Lussemburgo, al Grand Théâtre il Teatro Danza "Liberté Cathédrale" di Boris Charmatz. La recensione

 


A tratti sorprendente, a volte non facilmente comprensibile, "Liberté Cathédrale" di Boris Charmatz al Grand Théâtre di Lussemburgo fino a domani sera, rappresenta un'esperienza che va ben oltre la semplice performance di danza. 

Il coreografo ha costruito uno spettacolo che fonde corpi, spazi e suoni in un dialogo vibrante, unendo l'essenza del Tanztheater Wuppertal con le sue sperimentazioni artistiche. Il risultato è un'opera corale, in cui la libertà e l'unione tra i corpi diventano il centro pulsante di un'esperienza collettiva, tanto per i danzatori quanto per il pubblico, chiamato in causa dalle interazioni dei ballerini.

Non si tratta solo di coreografie: i corpi, gli spazi e i suoni si influenzano reciprocamente con i danzatori che si gettano fisicamente e simbolicamente in un gioco di interazioni che il pubblico percepisce come unione di energie, di corpi che si cercano, si scontrano, si fondono.
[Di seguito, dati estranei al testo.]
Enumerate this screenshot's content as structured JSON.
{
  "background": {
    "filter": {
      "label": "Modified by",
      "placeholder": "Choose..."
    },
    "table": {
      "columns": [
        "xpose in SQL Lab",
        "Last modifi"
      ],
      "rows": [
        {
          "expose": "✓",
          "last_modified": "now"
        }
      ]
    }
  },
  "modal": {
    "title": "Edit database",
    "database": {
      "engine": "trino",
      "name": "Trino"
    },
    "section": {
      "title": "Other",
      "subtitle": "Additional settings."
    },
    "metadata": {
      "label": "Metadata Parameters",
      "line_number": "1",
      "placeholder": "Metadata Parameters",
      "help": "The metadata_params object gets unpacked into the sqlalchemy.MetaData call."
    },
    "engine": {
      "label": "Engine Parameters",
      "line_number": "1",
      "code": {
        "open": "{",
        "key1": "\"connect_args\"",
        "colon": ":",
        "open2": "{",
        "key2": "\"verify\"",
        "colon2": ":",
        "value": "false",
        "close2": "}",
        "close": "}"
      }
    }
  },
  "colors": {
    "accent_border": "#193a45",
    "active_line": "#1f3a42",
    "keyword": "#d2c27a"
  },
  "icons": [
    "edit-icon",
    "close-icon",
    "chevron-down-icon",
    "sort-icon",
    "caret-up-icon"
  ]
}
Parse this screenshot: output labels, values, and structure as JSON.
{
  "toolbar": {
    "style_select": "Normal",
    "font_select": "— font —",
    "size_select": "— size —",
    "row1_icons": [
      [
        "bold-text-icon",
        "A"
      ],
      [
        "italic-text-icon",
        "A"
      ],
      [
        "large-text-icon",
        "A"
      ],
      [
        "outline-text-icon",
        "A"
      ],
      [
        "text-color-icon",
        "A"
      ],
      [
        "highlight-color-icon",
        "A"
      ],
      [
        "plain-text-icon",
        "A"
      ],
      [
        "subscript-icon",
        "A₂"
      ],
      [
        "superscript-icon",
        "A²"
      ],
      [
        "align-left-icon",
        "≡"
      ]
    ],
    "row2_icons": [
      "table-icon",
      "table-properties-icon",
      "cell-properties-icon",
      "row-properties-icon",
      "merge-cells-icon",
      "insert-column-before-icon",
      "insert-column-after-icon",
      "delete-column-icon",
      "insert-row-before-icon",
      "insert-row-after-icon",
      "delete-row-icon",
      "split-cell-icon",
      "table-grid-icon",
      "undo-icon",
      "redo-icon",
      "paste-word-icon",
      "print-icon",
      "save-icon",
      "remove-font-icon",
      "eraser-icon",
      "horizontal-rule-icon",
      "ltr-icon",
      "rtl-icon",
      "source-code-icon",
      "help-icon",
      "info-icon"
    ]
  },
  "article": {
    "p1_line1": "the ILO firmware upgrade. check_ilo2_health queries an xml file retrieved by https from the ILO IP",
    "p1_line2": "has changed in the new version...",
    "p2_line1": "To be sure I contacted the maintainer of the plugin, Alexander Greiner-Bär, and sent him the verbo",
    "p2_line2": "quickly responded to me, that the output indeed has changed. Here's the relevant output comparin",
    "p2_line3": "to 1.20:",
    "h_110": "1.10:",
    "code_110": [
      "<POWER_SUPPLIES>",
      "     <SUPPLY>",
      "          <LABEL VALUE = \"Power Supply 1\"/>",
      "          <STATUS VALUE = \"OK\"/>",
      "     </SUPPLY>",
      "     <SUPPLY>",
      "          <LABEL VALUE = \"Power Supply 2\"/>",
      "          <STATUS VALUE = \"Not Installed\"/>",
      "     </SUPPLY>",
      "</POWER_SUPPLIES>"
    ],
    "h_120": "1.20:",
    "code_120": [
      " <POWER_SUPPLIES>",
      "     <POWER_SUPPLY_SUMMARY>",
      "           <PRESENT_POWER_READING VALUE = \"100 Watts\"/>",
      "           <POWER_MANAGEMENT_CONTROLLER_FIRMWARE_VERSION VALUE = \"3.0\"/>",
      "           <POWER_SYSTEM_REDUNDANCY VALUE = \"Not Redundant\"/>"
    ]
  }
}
Un momento di pura intensità sonora è rappresentato nel momento "Bellringing", dove i danzatori reagiscono al suono assordante delle campane in una sorta di trance, un’esplosione di movimento che sembra rispecchiare il caos della vita stessa. Qui il suono diventa corpo, e il corpo diventa suono, in una fusione continua che non lascia spazio alla prevedibilità.  

In "Touching", i corpi si muovono in cerca di connessione, come se il semplice gesto del toccarsi fosse un atto di resistenza contro l'isolamento imposto. La scena diventa quasi una celebrazione della vulnerabilità e della forza che deriva dall'essere umani, dal cercarsi, dall'aprirsi all'altro.

In definitiva, "Liberté Cathédrale" è un’opera che sfida le convenzioni, sia della danza che dell'uso dello spazio, creando un’esperienza artistica totale. Charmatz dimostra una sensibilità unica nel guidare i danzatori attraverso un percorso che è al contempo personale e collettivo, sacro e profano, caotico e silenzioso.


En Français

Parfois surprenant, parfois difficile à comprendre, Liberté Cathédrale de Boris Charmatz, au Grand Théâtre du Luxembourg jusqu'à demain soir, représente une expérience qui dépasse largement la simple performance de danse.

Le chorégraphe a conçu un spectacle qui fusionne corps, espaces et sons dans un dialogue vibrant, mêlant l'essence du Tanztheater Wuppertal à ses propres expérimentations artistiques. Le résultat est une œuvre chorale où la liberté et l'union des corps deviennent le cœur palpitant d'une expérience collective, autant pour les danseurs que pour le public, interpellé par les interactions des interprètes.

Il ne s'agit pas seulement de chorégraphies : les corps, les espaces et les sons se nourrissent mutuellement, avec des danseurs qui se jettent physiquement et symboliquement dans un jeu d'interactions que le public perçoit comme une union d'énergies, de corps qui se cherchent, se heurtent et se fondent.

Un moment de pure intensité sonore se manifeste lors de la séquence Bellringing, où les danseurs réagissent au son assourdissant des cloches dans une sorte de transe, une explosion de mouvements qui semble refléter le chaos même de la vie. Ici, le son devient corps, et le corps devient son, dans une fusion continue qui ne laisse aucune place à la prévisibilité.

Dans Touching, les corps bougent à la recherche de connexion, comme si le simple geste de se toucher devenait un acte de résistance face à l'isolement imposé. La scène devient presque une célébration de la vulnérabilité et de la force que procure le fait d'être humain, de se chercher, de s'ouvrir à l'autre.

En définitive, Liberté Cathédrale est une œuvre qui défie les conventions, tant sur le plan de la danse que de l’utilisation de l’espace, créant une expérience artistique totale. Charmatz fait preuve d'une sensibilité unique en guidant les danseurs à travers un parcours à la fois personnel et collectif, sacré et profane, chaotique et silencieux.